Most whitelists work at the email client level, but there is at least one network level whitelist, the IronPort Bonded Senderª Program.
The IronPort Bonded Senderª Program turns the spam problem upside down by identifying legitimate email traffic. Originators of legitimate email can now post a financial bond to ensure the integrity of their email campaign. Receivers who feel they have received an unsolicited email from a Bonded Sender can complain to their ISP, enterprise, or IronPort and a financial charge is debited from the bond. (from: http://www.bondedsender.com/)
The basic idea here is that companies that engage in mass mailings post a bond before sending the email. Depending on the number of complaints, the company has all or part of the bond returned.
Joel Spolsky had a similar idea. He proposes a system that delivers an email for one cent. The sender pays, and the system can’t be abused, “because no spammer can afford the penny times the 19 million messages they send.”
Lately, I have been a running a brain-dead-simple whitelist. My email program (Apple’s Mail) allows me to run a rule on all incoming mail, that checks if the sender is in my address book. If the sender isn’t in my address book, the message is moved out of my Inbox and into a Junk folder.
After doing this for a while, I can’t imagine not filtering my mail this way. This system fits with my expectations. I expect that all of the mail in my Inbox needs to be read, and most of it needs a response. I expect that most of the mail in my Junk folder is just that. When I look in there, I’m usually just scanning for the names of real people, that I know.
In effect what I have are two inboxes, my regular one with high priority mail that I check a couple of times a day, and the Junk one that I look at less frequently, usually just to empty it.
So what is spam anyway? Typically spam is defined as unsolicited bulk email. I read this as impersonal messages that I didn’t ask for, and don’t want.
I get a lot of these, but most of them aren’t about lengthening part of my anatomy, placing a bet at an online casino, or a recruiting five friends to pay me 50 dollars. Most of these messages are sent by real people who work for my company. They are stuff like:
A mass mailing from someone I don’t know, and will never speak with, giving me their new cell phone number.

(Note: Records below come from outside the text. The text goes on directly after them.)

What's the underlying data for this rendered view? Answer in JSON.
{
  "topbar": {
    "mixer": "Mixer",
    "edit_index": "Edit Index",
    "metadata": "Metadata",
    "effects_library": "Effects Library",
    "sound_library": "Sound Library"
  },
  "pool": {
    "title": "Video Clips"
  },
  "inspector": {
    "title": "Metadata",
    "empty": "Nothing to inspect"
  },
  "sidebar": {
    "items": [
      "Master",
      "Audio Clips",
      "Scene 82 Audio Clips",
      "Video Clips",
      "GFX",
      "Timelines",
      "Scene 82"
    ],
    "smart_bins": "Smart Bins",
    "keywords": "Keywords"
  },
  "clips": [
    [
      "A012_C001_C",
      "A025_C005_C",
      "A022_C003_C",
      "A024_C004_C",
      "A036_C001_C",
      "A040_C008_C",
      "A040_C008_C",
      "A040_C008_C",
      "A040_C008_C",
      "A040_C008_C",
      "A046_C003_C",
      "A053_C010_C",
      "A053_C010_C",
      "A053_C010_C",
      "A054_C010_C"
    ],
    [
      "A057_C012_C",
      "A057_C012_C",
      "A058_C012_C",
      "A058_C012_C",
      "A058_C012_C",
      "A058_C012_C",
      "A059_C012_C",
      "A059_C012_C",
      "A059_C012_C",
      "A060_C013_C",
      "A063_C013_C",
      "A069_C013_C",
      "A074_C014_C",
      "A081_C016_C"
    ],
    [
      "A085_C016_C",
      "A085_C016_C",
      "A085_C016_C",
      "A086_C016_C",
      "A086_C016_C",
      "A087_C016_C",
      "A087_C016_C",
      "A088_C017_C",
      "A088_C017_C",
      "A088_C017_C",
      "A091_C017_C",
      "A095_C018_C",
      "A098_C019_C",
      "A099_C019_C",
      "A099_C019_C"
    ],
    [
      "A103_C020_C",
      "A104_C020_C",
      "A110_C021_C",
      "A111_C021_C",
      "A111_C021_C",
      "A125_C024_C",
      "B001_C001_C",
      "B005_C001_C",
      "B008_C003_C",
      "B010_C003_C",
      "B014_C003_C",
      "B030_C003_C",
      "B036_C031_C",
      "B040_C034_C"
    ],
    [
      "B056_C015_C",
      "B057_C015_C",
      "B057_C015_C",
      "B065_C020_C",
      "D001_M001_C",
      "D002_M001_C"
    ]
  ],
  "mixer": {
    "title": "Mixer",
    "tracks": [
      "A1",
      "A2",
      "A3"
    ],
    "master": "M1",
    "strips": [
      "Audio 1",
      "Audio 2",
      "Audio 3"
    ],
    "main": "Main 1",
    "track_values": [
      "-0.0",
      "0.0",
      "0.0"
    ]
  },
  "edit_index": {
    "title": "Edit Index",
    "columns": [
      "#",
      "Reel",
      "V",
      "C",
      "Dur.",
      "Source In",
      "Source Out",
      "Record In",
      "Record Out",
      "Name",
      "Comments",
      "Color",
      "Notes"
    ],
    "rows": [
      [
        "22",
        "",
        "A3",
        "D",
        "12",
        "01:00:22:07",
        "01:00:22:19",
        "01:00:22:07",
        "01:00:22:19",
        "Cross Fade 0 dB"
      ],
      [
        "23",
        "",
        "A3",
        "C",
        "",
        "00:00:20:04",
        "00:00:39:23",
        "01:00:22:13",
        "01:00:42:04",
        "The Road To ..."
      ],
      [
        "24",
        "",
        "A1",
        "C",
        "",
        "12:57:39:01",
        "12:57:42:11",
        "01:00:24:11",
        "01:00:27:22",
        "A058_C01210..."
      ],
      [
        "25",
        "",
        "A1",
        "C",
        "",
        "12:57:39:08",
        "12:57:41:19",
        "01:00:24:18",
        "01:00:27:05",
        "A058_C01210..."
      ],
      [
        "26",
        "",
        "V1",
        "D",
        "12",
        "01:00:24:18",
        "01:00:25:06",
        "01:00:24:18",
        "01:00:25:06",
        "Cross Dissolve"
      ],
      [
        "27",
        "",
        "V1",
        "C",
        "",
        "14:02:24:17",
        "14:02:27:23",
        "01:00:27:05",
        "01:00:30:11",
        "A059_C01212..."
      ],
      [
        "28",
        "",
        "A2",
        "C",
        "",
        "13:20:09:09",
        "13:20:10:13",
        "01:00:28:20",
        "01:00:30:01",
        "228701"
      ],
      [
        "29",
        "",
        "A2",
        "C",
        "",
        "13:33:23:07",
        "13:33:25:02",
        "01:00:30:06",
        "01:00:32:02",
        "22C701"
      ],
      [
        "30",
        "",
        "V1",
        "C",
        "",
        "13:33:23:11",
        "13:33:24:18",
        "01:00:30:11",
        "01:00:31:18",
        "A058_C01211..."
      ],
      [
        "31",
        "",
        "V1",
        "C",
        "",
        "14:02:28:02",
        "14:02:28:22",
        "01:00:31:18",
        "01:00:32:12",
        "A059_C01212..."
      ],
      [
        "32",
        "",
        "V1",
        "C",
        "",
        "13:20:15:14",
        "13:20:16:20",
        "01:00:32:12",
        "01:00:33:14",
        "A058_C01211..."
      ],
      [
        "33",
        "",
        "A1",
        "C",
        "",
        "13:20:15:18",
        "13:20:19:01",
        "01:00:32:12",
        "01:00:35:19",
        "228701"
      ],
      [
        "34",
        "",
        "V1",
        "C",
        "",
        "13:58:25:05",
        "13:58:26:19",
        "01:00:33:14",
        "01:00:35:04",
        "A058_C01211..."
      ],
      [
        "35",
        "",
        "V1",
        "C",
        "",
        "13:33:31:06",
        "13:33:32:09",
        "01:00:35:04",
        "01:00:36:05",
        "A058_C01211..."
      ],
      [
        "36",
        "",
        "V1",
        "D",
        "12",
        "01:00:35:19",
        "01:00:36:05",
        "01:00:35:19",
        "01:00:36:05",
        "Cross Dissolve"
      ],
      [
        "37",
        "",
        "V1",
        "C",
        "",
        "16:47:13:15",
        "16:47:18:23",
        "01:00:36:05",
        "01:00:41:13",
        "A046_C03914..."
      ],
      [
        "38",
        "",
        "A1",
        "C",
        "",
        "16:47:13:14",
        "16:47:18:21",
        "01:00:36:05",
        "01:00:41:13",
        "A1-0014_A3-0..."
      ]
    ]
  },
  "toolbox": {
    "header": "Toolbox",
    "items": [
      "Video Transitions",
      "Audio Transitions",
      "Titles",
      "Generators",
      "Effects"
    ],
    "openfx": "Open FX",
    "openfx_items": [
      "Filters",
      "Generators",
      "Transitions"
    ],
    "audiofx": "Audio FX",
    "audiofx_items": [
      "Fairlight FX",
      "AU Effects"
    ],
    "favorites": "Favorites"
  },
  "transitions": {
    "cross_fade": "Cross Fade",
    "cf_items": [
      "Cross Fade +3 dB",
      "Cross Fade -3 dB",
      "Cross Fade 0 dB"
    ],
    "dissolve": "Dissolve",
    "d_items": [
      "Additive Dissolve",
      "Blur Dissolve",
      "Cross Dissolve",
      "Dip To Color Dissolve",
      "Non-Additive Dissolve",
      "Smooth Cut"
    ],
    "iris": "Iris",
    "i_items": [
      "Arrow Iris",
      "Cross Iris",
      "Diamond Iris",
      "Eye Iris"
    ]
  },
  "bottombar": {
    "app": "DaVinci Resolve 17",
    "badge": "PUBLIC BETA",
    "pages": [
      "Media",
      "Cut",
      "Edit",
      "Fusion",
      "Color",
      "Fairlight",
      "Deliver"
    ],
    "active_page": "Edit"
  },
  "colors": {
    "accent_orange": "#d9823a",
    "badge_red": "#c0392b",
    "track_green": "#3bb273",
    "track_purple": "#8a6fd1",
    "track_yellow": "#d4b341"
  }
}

A message from our company wide broadcast address, CreoMail, announcing that that voicemail system will be down next Saturday, or that there are bagels in kitchen of the Vancouver office. (I work in Denver.) (Note: I no longer work for creo, so I don’t get this particualr kind of spam anymore.)
Basically my Junk folder fills up with four kinds of stuff. Messages that didn’t need to be sent to me but were because it was easier to use a wide but not very targeted mailing list. Messages sent company wide that I would read if I had more hours in the day or were a better person, but there aren’t and I’m not. A small number of typical spam messages, advertising the sorts of things they advertise. A very small minority of messages, sent by people not in my address book, that I actually read.
As far as stopping the blatant advertising kind of spam, it looks like the best hope is a well trained bayesian content filter.
For stopping the other kinds of unsolicited bulk mailings, stuff that I used to think of as just part of email overload, a whitelist can help. Beware though, you’ll get an awful lot of false positives at first, as you slowly add all the people you forgot at first to your whitelist.
I’ll talk more about mail filters and the progress they have made in a future essay.